Good gardening practices such as crop rotation, drip irrigation, proper planting time, floating row covers and removal of entire plants when harvest is done all help prevent many pests and diseases.

  • Cutworm can often mow down all new transplants in one night. Spinosad is an organic control for cut worms.
  • Snails and slugs leave large holes in leaves or eat new transplants when they feed at night. They often leave iridescent trails on leaves and the ground. Slug baits and beer traps are just two ways to control them.
  • Flea beetles chew dozens of tiny holes in the leaves. For prevention cover new seed beds with floating row cover until plants are 8” tall. Dust with diatomaceous earth or spray with pyrethrin.
  • Potato beetles will skeletonize leaves. They are orange and black striped beetles. They can be controlled with Rotenone, pyretherin and Spinosad.
  • Spider mite damage appears as many, white pin sized dots all over leaves, or yellowing leaves. Tiny red mites will be on the under sides of leaves and webbing may be present along the main veins. Spider mites are most prevalent in hot dry weather. Spray with insecticidal soap three times at 7 day intervals. Predatory mites, Cimmamite and pyrethrins are also effective.
  • Early blight begins as dark brown spots ringed in yellow. The fungus overwinters in the soil and infection can be greatly reduced by using plastic mulch and avoiding over head irrigation. Pick off infected areas and spray with copper or Serenade to help reduce the spread of the fungus.
  • Tobacco mosaic virus appears as yellow, mottled, deformed leaves. There is no cure. Remove and destroy infected plants.
  • Late blight is common in the cool wet conditions of spring. It appears as dark spots on leaves and stems which grow quickly. Plastic mulch and avoiding over head irrigation will greatly reduce the spread of this fungus which over winters in the soil. Copper and Serenade can help slow the spread of the fungus.
  • Verticillium wilt first appears as yellowing leaves on one side of a stem. Cross sections of the stems near the base of the plant will show interior discoloring. There is no cure, remove and destroy infected plants. Replant in a new area.
  • Blossom end rot appears as brown spots on the end of the fruit. It is caused by a lack of calcium availability or water stress. Adding lime to the soil before you plant and providing consistent moisture can prevent the problem.
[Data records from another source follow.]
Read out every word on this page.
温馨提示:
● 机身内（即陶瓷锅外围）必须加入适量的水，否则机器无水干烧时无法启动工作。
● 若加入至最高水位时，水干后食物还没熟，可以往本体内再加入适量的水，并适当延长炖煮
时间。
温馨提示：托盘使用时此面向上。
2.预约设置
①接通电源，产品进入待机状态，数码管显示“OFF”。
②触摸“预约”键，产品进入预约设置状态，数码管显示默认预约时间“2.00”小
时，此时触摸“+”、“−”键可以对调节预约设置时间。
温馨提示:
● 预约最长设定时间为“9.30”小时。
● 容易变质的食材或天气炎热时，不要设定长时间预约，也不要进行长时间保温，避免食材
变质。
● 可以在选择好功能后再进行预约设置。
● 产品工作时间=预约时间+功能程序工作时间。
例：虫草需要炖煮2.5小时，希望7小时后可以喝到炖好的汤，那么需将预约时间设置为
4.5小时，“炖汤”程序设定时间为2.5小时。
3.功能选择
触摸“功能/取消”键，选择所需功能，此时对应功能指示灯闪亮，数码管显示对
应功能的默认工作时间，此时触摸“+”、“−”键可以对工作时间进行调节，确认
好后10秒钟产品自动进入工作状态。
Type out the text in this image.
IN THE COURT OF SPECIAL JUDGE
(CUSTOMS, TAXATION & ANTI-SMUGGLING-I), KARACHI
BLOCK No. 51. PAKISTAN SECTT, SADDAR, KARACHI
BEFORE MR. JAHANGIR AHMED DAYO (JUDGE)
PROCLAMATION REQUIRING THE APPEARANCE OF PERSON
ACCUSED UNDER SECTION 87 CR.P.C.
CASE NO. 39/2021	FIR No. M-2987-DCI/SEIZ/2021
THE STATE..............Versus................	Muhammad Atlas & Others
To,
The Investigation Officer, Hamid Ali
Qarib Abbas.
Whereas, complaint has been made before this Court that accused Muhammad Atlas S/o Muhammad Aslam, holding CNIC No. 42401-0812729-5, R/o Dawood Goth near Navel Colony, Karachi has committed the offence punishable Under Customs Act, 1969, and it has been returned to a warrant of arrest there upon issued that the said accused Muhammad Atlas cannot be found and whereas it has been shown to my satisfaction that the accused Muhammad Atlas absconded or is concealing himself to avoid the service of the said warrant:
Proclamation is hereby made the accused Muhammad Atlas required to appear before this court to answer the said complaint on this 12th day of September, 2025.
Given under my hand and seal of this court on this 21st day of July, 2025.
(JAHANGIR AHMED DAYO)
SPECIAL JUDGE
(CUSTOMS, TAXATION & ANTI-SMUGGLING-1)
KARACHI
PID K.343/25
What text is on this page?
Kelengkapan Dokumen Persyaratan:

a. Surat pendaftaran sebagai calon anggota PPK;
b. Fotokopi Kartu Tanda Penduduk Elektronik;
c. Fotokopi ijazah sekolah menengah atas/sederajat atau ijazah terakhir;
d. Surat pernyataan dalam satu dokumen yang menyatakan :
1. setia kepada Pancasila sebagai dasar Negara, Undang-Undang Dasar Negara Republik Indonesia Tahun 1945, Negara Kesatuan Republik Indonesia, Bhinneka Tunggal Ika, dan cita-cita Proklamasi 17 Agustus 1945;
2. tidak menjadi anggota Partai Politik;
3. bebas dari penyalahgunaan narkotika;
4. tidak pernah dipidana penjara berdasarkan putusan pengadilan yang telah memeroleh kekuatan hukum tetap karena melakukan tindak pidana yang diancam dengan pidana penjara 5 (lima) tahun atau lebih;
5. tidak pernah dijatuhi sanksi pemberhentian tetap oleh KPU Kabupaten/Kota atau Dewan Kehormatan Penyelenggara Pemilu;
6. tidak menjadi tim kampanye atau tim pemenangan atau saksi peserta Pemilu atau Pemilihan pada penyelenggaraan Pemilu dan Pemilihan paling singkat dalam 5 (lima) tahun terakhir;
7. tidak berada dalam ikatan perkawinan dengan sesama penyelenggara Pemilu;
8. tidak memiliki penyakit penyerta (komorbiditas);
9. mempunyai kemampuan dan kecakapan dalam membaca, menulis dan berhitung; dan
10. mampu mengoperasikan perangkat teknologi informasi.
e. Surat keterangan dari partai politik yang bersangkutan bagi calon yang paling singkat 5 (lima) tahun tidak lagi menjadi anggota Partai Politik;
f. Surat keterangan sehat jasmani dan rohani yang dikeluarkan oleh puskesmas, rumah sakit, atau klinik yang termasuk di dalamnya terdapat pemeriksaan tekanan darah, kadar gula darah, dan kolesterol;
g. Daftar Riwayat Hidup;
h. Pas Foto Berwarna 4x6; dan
Calcium sprays can also help.


Black Beauty Classic dark purple, almost round fruits. Heavy, reliable yields. 73-80 days to maturity.

Casper Early producer of white, 5‐6” oblong fruits. White, mild flesh has a juicy mushroom‐like flavor. Great for cooler climates. 70 days to maturity.

Dusky Deep purple, 8‐9” long, round fruits. Good variety for shorter season areas. Disease resistant. 80 days to maturity.

Hansel Dark purple, slender 9‐10” fruits can also be picked at 2‐3” for baby eggplant. Compact growth, ideal for containers. 70 days to maturity.

Ichiban An Asian variety with long, slender dark purple 7” fruit. Reliable. 61 days to maturity.

Little Finger Asian variety harvested at 2‐3” for baby eggplants. Tender sweet fruits. 68 days to maturity.

Louisiana Long Greens An heirloom variety with long slender, green 9” fruits. Tender skin, mild, non‐bitter flavor. 75-100 days to maturity.

Orient Express A very early Asian variety with outstanding production. Long, slender 10” purple fruits. 58 days to maturity.

Rosa Bianca An Italian heirloom with rose and white striped fruits. Tender skin, mild, creamy flavor. 80-90 days to maturity.

Snowy An early white skinned variety with 8‐10” oblong fruits. Sweet, mild, non‐bitter. 60-65 days to maturity.